There are still prominent issues with gender inequality, equal pay, sexism, violence against women and girls and much more. Therefore on IWD, women, across the globe continue to come together to remind the world of these continuing inequalities and injustices – whilst also celebrating the achievements of women who have overcome these barriers.

Where are we now?

It has become very highlighted that we are still not where we need to be as women. With rape and murders, that of which has recently been highlighted in the killings of Sarah Everard and Sabina Nessa. In 2021 Research from the Femicide Census - an organisation which collects information on men's violence against women - calculates that across the UK, 1,425 women were killed by men in the 10 years to 2018. That is about one killing every three days.

Even over 50 years since the Pay Gap came into existence, but there is still a huge difference in male and female salaries - with a 10% gap between men's and women's average hourly rate and a 30% gap when women's part-time hourly rate is compared with men's full-time hourly rate.

This Years Theme

This years theme centres around breaking the bias and can be found under the hashtag #BreakTheBias. The messaging is to promote a world free from bias, alongside discrimination, and other issues faced by women.

IWD 2022 campaign theme #BreakTheBias

Imagine a gender equal world.

A world free of bias, stereotypes, and discrimination.

A world that is diverse, equitable, and inclusive.

A world where difference is valued and celebrated.

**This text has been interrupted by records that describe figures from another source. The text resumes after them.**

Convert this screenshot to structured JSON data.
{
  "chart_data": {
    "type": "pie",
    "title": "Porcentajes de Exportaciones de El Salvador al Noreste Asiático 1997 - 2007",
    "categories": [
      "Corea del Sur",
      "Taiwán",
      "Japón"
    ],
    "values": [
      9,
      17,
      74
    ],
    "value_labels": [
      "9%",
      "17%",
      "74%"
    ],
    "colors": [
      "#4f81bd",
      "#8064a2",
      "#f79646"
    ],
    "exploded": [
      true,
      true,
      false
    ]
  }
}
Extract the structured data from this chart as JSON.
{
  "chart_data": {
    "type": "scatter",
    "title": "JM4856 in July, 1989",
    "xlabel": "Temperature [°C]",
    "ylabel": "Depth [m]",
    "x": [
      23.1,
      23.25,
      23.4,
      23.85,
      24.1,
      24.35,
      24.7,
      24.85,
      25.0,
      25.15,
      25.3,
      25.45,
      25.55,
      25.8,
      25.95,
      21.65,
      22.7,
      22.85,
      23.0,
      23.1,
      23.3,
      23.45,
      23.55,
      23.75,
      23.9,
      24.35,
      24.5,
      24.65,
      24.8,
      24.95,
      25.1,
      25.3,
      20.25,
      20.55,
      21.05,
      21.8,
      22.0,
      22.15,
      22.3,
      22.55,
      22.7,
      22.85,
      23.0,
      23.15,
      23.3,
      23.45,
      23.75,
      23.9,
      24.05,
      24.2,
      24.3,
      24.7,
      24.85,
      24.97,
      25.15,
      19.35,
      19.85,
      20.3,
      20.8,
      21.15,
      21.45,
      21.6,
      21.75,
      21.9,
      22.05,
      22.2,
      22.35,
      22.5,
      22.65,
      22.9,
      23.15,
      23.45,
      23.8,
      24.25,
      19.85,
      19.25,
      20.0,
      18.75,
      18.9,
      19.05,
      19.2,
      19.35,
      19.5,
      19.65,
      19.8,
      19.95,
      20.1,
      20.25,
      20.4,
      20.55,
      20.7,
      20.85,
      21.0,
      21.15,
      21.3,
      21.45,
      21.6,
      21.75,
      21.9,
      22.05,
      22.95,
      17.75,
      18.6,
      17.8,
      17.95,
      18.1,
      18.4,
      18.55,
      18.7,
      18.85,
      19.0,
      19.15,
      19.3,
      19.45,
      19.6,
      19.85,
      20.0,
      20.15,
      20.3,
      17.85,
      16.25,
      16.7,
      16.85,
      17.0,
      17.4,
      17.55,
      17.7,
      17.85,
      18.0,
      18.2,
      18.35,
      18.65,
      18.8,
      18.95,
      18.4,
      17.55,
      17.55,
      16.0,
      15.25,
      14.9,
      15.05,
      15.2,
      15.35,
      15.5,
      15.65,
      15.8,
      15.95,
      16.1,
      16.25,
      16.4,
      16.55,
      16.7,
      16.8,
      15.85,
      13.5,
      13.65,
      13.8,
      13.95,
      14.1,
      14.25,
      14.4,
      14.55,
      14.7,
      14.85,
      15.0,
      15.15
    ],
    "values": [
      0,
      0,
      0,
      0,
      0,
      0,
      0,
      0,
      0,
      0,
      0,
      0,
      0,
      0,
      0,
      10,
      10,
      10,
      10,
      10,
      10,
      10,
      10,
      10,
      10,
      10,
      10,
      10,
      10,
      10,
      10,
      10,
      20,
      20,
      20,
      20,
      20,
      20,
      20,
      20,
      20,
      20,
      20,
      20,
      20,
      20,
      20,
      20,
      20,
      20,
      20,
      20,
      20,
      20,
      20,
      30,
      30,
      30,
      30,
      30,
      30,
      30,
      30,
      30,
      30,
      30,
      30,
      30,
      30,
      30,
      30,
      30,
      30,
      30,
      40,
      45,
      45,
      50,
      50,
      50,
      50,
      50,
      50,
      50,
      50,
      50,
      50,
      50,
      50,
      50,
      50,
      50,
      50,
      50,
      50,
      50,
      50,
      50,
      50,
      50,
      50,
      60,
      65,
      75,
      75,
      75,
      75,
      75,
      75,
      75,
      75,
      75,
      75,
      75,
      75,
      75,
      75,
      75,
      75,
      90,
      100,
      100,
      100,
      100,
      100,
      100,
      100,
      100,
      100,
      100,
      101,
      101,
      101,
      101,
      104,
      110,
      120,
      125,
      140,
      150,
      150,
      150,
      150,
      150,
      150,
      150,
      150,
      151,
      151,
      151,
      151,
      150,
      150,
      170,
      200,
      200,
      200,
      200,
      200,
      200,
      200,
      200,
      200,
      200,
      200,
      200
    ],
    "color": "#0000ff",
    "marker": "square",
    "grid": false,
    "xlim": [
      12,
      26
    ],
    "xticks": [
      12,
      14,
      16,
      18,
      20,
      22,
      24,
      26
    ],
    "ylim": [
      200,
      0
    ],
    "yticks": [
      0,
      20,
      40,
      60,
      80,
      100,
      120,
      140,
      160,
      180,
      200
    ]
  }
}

Together we can forge women's equality.

Collectively we can all #BreakTheBias.

Ways to get involved?

The IWD team are prompting people to get involved by taking a picture of the Break The Bias pose as seen in the video above and sharing this on social media using the hashtag #BreakTheBias - in doing so, they hope to reach millions across the globe and help to continue to push the agenda for change.

IWD will be looking through the hashtag and selecting indivudks/groups to feature on their social media and website.